During the 1960s and 1970s handsome French actor Laurent Terzieff (1935-2010) starred in many films by noted French and Italian directors. The magnetic and politically engaged actor began his film career as one of the existential youth in Les Tricheurs (1958) and later often portrayed cynical bohemians or political activists.

Laurent Terzieff
Italian postcard by Rotalfoto, Milano, no. 996.

Laurent Terzieff
French postcard by Editions du Globe, Paris, no. 776. Photo: Studio Vauclair.

Laurent Terzieff
French Postcard by Editions La Malibran, Paris, no. T 2. Photo: Claude Schwartz.

Bohemian and cynical student
Laurent Terzieff was born Laurent Didier Alex Laurent Tchemerzine in 1935 in Toulouse, France. He was the son of a French visual artist and a Russian sculptor who had emigrated to France during the First World War.

The spectacle of the bombardments during WW II had a dramatic effect on nine-year-old Laurent. As an adolescent, he was fascinated with philosophy and poetry.

He assisted director Roger Blin with the production of the play La Sonate des spectres (The Ghost Sonata) by August Strindberg. Then and there, he decided to become an actor.
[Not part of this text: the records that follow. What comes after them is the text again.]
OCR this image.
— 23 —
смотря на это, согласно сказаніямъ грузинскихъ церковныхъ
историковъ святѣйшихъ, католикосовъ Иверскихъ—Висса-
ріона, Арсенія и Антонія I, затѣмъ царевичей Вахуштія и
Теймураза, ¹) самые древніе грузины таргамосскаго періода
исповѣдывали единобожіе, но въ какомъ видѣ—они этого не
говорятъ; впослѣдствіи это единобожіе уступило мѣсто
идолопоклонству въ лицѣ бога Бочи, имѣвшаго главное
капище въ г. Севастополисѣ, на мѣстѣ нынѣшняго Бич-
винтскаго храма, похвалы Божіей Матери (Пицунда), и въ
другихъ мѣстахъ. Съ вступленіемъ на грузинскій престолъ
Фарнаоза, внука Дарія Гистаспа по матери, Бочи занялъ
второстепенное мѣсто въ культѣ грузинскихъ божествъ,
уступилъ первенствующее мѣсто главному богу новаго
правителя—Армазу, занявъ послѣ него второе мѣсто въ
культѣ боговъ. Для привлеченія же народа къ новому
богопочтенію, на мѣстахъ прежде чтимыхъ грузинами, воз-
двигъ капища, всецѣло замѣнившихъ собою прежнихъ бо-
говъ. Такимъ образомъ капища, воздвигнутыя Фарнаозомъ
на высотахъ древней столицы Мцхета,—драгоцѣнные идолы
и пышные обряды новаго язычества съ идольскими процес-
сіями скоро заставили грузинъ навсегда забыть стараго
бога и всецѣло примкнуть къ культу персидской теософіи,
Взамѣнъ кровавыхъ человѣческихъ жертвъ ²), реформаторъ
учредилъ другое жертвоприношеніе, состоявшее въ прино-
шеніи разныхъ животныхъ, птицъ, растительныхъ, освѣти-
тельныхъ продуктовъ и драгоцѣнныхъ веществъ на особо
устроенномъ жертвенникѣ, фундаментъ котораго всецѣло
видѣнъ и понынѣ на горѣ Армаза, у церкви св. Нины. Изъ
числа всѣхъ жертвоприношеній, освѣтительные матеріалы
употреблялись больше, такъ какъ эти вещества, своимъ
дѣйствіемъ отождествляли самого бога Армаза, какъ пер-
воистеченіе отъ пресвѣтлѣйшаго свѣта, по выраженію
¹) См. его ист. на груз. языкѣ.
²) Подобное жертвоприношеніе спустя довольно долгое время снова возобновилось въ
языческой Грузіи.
Terzieff made his debut in 1953 with the Theatre of Babylon in Tous contre Adamov (All Against Adamov) by Jean-Marie Serreau. His film début was opposite Yves Montand in Premier mai/The First of May (Luis Saslavsky, 1958).

A year earlier, he had gained some notoriety playing a role as an assassin in L'affaire Weidmann/The Weidmann case (Jean Prat, 1957), an episode of the TV series En votre âme et conscience/conscience (1954-1969).

Legendary director Marcel Carné spotted him and offered him a leading role opposite Pascale Petit , Jacques Charrier and Jean-Paul Belmondo in Les Tricheurs/The Cheats (Marcel Carné, 1958), a portrait of the existentialist youth in the late 1950s.

At AllMovie , Hal Erickson writes: “Carné's youthful characters are not so many people as symbols of the postwar relaxation of worldwide manners and mores. In anticipation of the hippie flicks of the 1960s, the main characters indulge in a great deal of sex, but abstain from true love and commitment, citing these things as irrelevant in a world full of instant gratification.“

Les Tricheurs was Terzieff’s breakthrough in the cinema. For a long time, the public would identify him with the bohemian and cynical student.

Laurent Terzieff
French Postcard by Editions P.I., Paris, offered by Les Carbones Korès 'Carboplane', no. 1007. Photo: Studio Vallois.

Laurent Terzieff
French Postcard by St. Anne, Marseille. Photo: Sam Lévin.

Laurent Terzieff
French postcard by E.D.U.G., no. 71. Photo: Sam Lévin.

Famous directors
Laurent Terzieff played roles in films by such famous directors as Gillo Pontecorvo in Kapò (1959) about a young Jewish girl (Susan Strasberg) who leads an escape attempt from a concentration camp, Claude Autant-Lara in Tu ne tueras point/Thou Shalt Not Kill (1961), a portrait of a conscientious objector, and Jacques Demy in the portmanteau (omnibus film) Les Sept Péchés/The Seven Deadly Sins (1962). He appeared in a segment about the lusty conversation between two young men, one of whom has x-ray eyes that enable him to see through women's clothing.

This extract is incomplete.